Russian state media has reported two British men have been captured by Moscow’s forces in separatist-held Ukraine and charged with being mercenaries.
Cambridgeshire aid worker Dylan Healy, 22, and military volunteer Andrew Hill have been charged with carrying out “mercenary activities”, officials in the Moscow-backed Donetsk People’s Republic said, according to Tass.
The outlet reported both men were refusing to co-operate with investigators.
It comes after a video shown on Russian television in April featured a man speaking with an English accent who appeared to give his name as Andrew Hill from Plymouth.
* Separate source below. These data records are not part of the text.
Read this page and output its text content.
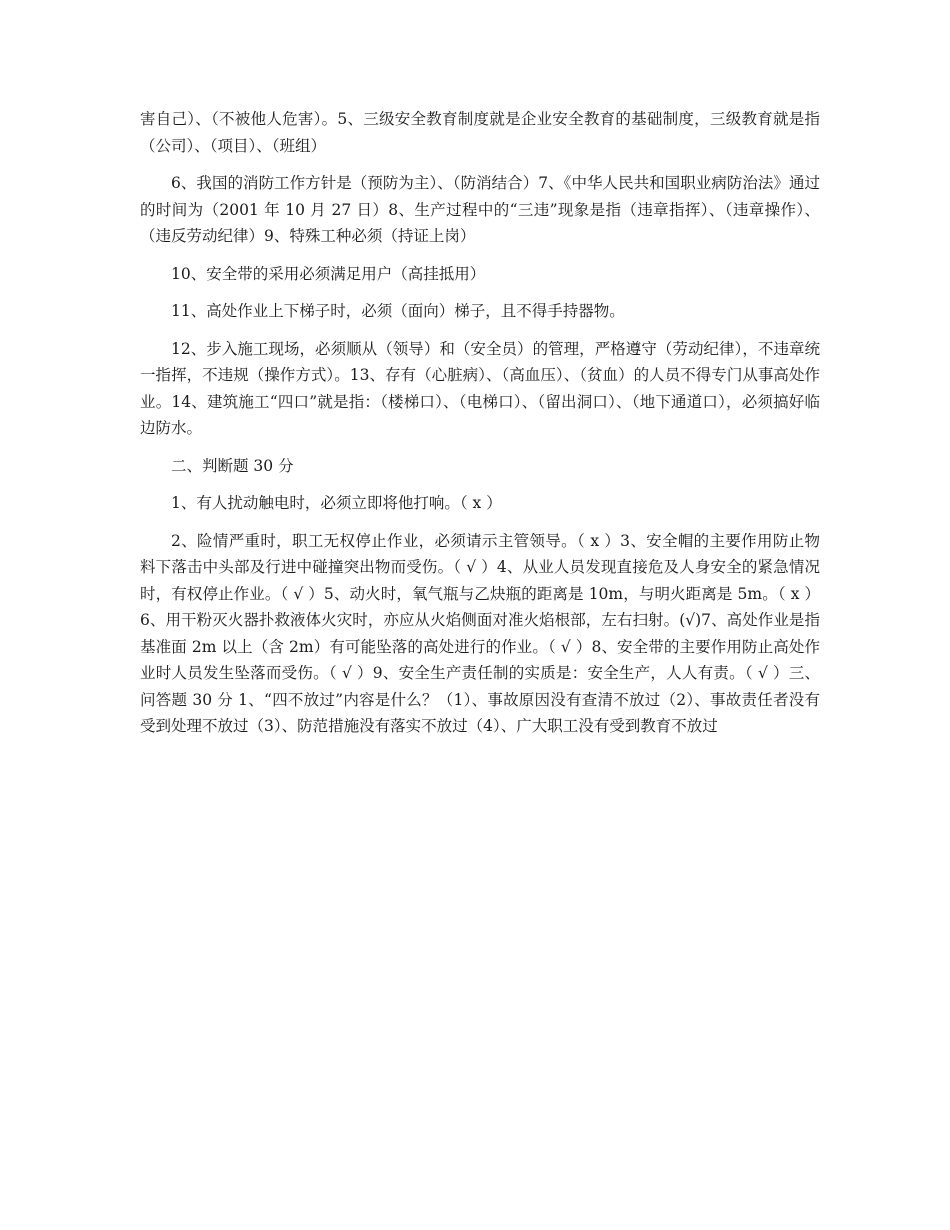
害自己）、（不被他人危害）。5、三级安全教育制度就是企业安全教育的基础制度，三级教育就是指（公司）、（项目）、（班组）

6、我国的消防工作方针是（预防为主）、（防消结合）7、《中华人民共和国职业病防治法》通过的时间为（2001 年 10 月 27 日）8、生产过程中的“三违”现象是指（违章指挥）、（违章操作）、（违反劳动纪律）9、特殊工种必须（持证上岗）

10、安全带的采用必须满足用户（高挂抵用）

11、高处作业上下梯子时，必须（面向）梯子，且不得手持器物。

12、步入施工现场，必须顺从（领导）和（安全员）的管理，严格遵守（劳动纪律），不违章统一指挥，不违规（操作方式）。13、存有（心脏病）、（高血压）、（贫血）的人员不得专门从事高处作业。14、建筑施工“四口”就是指：（楼梯口）、（电梯口）、（留出洞口）、（地下通道口），必须搞好临边防水。

二、判断题 30 分

1、有人扰动触电时，必须立即将他打响。（ x ）

2、险情严重时，职工无权停止作业，必须请示主管领导。（ x ）3、安全帽的主要作用防止物料下落击中头部及行进中碰撞突出物而受伤。（ √ ）4、从业人员发现直接危及人身安全的紧急情况时，有权停止作业。（ √ ）5、动火时，氧气瓶与乙炔瓶的距离是 10m，与明火距离是 5m。（ x ）6、用干粉灭火器扑救液体火灾时，亦应从火焰侧面对准火焰根部，左右扫射。(√)7、高处作业是指基准面 2m 以上（含 2m）有可能坠落的高处进行的作业。（ √ ）8、安全带的主要作用防止高处作业时人员发生坠落而受伤。（ √ ）9、安全生产责任制的实质是：安全生产，人人有责。（ √ ）三、问答题 30 分 1、“四不放过”内容是什么？（1）、事故原因没有查清不放过（2）、事故责任者没有受到处理不放过（3）、防范措施没有落实不放过（4）、广大职工没有受到教育不放过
A pro-Kremlin website said Mr Healy and Mr Hill would face the same mercenary charges as Aiden Aslin and Shaun Pinner, two British military volunteers captured in Mariupol who have been condemned to death in Donetsk.
The European Court of Human Rights (ECtHR) on Thursday intervened in the case of Mr Aslin and Mr Pinner.
The Strasbourg-based court indicated to Moscow that it should ensure the death penalty imposed on Mr Aslin, 28, originally from Newark in Nottinghamshire, and Mr Pinner, 48, from Bedfordshire, is not carried out.
Mr Aslin and Mr Pinner were living in Ukraine before the invasion and the UK government has insisted that, as legitimate members of the Ukrainian armed forces, they should be treated as prisoners of war under the Geneva Convention.
It came after the UK government on Wednesday announced it was imposing sanctions on Russia’s second richest man, Vladimir Potanin, and Vladimir Putin’s cousin, Anna Tsivileva, in the latest round of measures targeting allies of the Russian leader.
Mr Potanin is the owner of the Interross conglomerate.
Ms Tsivileva – Mr Putin’s cousin – is president of the JSC Kolmar Group coal mining company.